For instance, the average doctor will have to pay £192,000 of loan repayments and the average male nurse, £133,000, more than twice the amount of the average female nurse (who tend to take career breaks).

The second deception is “don’t worry, you won’t have to repay it and it will be wiped out at the end of 30 years.” Anyone getting pay rises during their career risks being swept into a more penal repayment burden. And pretty well everybody, even those who never went to University, will have to foot the bill in higher taxes once the colossal liability mounting up on the public finances comes home to roost.

This leads us to the final deception, an implicit one that the system is sustainable. It plainly is not.

What is to be done? Clearly expanding the system further as Williamson proposes, without reform, will make everything an order of magnitude worse. And a reduction in university fees risks toppling large parts of the system, including landlords, into bankruptcy (if you have tears prepare to shed them now). There will be chaos, which is bound to rebound financially and politically on the government.

So here is what I propose.

First and most importantly, reduce the interest rate from the current usurious levels back to the pre-2012 level of a fixed 1.5%. This will have the instant effect of reducing the magnitude and injustice of the problem.

Second, bring the Student Loan Company under the regulatory umbrella of the Financial Services Authority and the Consumer Credit Act, thereby ensuring proper service levels. protection and honesty in the system. This would also bring to a halt the false claims, made to 17 year olds, about not having to pay the loans back.

Third, copy the American system of allowing a small proportion (it is $2,500 over there) – to be repaid tax free each year. This would allow employers to help repayments, without giving an excessive subsidy to the higher paid.

Fourth, restore tuition grants to certain critical professions, such as nursing, medicine or engineering and encourage employers to offer scholarships and other support.

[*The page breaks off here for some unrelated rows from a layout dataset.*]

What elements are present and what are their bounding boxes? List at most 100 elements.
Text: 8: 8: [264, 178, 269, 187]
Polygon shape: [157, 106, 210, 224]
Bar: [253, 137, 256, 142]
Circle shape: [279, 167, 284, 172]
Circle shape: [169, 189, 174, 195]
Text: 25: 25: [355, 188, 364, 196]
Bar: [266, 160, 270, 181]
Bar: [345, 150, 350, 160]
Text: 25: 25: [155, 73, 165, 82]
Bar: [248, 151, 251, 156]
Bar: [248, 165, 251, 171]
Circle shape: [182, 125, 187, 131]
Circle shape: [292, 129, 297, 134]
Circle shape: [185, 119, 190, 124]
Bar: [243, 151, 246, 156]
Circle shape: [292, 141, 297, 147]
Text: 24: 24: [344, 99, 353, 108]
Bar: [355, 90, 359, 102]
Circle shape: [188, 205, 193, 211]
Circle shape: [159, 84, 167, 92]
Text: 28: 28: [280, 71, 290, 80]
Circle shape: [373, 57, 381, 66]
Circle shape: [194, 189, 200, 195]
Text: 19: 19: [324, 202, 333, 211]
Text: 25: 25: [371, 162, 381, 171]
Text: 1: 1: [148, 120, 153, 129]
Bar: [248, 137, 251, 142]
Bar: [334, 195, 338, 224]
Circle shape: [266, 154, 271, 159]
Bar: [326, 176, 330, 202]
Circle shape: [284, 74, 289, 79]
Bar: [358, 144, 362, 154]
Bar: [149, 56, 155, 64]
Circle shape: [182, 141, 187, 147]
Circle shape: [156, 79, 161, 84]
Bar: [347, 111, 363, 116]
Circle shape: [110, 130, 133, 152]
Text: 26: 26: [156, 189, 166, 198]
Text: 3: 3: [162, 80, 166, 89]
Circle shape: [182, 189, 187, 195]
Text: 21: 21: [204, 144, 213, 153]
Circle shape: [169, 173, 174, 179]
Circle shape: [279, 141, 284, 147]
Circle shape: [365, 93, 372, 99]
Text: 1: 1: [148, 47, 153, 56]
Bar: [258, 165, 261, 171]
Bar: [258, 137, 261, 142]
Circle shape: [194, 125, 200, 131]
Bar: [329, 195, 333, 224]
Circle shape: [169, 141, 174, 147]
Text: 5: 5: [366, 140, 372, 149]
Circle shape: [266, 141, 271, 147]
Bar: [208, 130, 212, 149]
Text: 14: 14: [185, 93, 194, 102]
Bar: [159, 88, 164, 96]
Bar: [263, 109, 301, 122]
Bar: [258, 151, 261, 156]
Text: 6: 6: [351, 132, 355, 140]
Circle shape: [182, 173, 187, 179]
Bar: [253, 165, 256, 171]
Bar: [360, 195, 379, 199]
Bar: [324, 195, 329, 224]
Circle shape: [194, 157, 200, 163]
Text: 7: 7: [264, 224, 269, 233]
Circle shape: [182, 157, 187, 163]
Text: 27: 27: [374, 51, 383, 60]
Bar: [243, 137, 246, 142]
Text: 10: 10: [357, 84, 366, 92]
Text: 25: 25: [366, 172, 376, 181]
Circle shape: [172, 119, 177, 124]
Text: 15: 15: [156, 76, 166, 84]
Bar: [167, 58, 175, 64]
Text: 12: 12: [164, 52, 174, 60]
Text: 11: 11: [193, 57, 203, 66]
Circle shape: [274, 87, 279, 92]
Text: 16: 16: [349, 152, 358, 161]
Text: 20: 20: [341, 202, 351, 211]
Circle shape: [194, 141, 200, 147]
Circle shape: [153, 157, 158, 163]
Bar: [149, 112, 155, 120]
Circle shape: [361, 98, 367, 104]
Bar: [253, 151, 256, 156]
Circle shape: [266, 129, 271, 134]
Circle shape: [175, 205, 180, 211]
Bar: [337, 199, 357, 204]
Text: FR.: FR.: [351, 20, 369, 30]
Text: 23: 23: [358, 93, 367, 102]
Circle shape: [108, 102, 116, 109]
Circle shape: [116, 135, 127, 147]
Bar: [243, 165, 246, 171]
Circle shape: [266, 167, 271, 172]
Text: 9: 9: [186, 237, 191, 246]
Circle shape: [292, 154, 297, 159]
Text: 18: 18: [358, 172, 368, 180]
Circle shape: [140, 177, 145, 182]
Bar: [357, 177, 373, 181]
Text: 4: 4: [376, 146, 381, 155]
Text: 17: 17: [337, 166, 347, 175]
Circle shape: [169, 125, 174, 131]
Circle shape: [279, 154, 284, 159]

The Treasury will no doubt counter that all these proposals will have up front costs. This is true, but if ever there is a case of a stitch in time will save nine, this is it.

The entire conservative economic promise has always been based not equality of outcomes, but equality of opportunity. Work hard, get educated, get trained and society will support you because, in the end, we all benefit. As it stands, the student loan system is a racket, which is turning that promise on its head. Williamson is right to want to expand the system so everyone can use it to improve themselves. But if the system isn’t reformed first, his proposals will blow up spectacularly in his face.